By the late ‘50s, the deployment of text was a regular part of Rivers’s work, and such painting series as Lions on the Dreyfus Fund, or one comprising variations on the Camel cigarette package, underscored the inseparability of text within his art. Some paintings were even labeled as vocabulary lessons, offering the names for various parts of the human anatomy in, say, French, along with arrows pointing to the proper place on a nude figure. But the apogee of his work with language is arguably Stones, a lithographic series completed with Frank O’Hara, in which O’Hara’s poetry and Rivers’s imagery resonate in complex ways. Text began to play an even more significant role in a later series of highly politicized works that followed early clashes over the Civil Rights movement. For example, he made a painting with a black penis, a white penis, and a ruler—all of the same length—with text reading America’s No 1 Problem.
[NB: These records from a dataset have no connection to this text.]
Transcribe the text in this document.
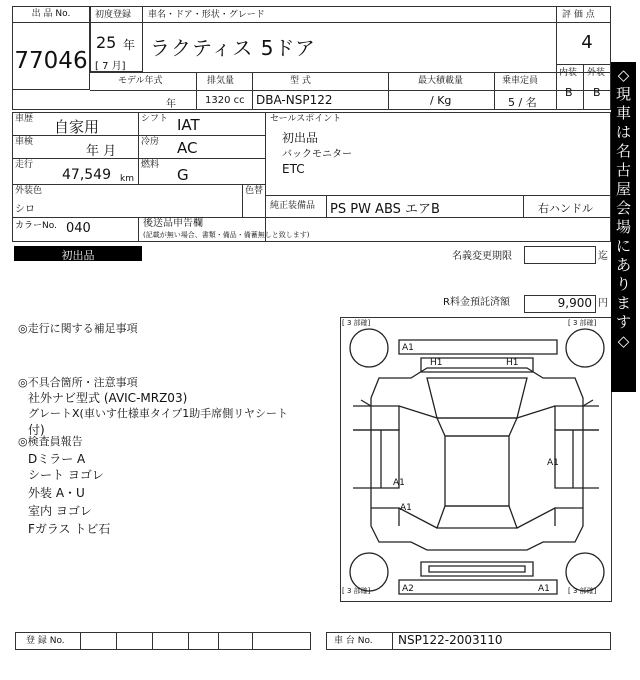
出 品 No.
77046
初度登録
25 年
[ 7 月]
車名・ドア・形状・グレード
ラクティス 5ドア
モデル年式	排気量	型 式	最大積載量	乗車定員
年	1320 cc DBA-NSP122	/ Kg	5 / 名
評 価 点
4
内装 外装
B B
車歴 自家用
車検
年 月
走行
47,549 km
シフト IAT
冷房 AC
燃料
G
外装色
シロ
色替
カラーNo. 040	後送品申告欄
(記載が無い場合、書類・備品・備蓄無しと致します)
セールスポイント
初出品
バックモニター
ETC
純正装備品 PS PW ABS エアB	右ハンドル
初出品	名義変更期限	迄
R料金預託済額	9,900 円
◎走行に関する補足事項
◎不具合箇所・注意事項
社外ナビ型式 (AVIC-MRZ03)
グレートX(車いす仕様車タイプ1助手席側リヤシート
付)
◎検査員報告
Dミラー A
シート ヨゴレ
外装 A・U
室内 ヨゴレ
Fガラス トビ石
[ 3 部確]	[ 3 部確]
[ 3 部確]	[ 3 部確]
A1
H1	H1
A1
A1
A1
A2	A1
登 録 No.	車 台 No. NSP122-2003110
◇
現
車
は
名
古
屋
会
場
に
あ
り
ま
す
◇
By the time he completed Bread and Butter, Rivers was viewed most centrally as a Pop artist, and the work betrays a Pop sensibility. But unlike other Pop artists such as Andy Warhol, Rivers’s hand is always evident in his work—a gestural holdover from and a tribute to his complicated relationship with Abstract Expressionism.
1. Frank O’Hara and Larry Rivers, “How to Proceed in the Arts,” Frank O’Hara Art Chronicles 1954-66:93, originally in Evergreen Review V, 19 (August 1961).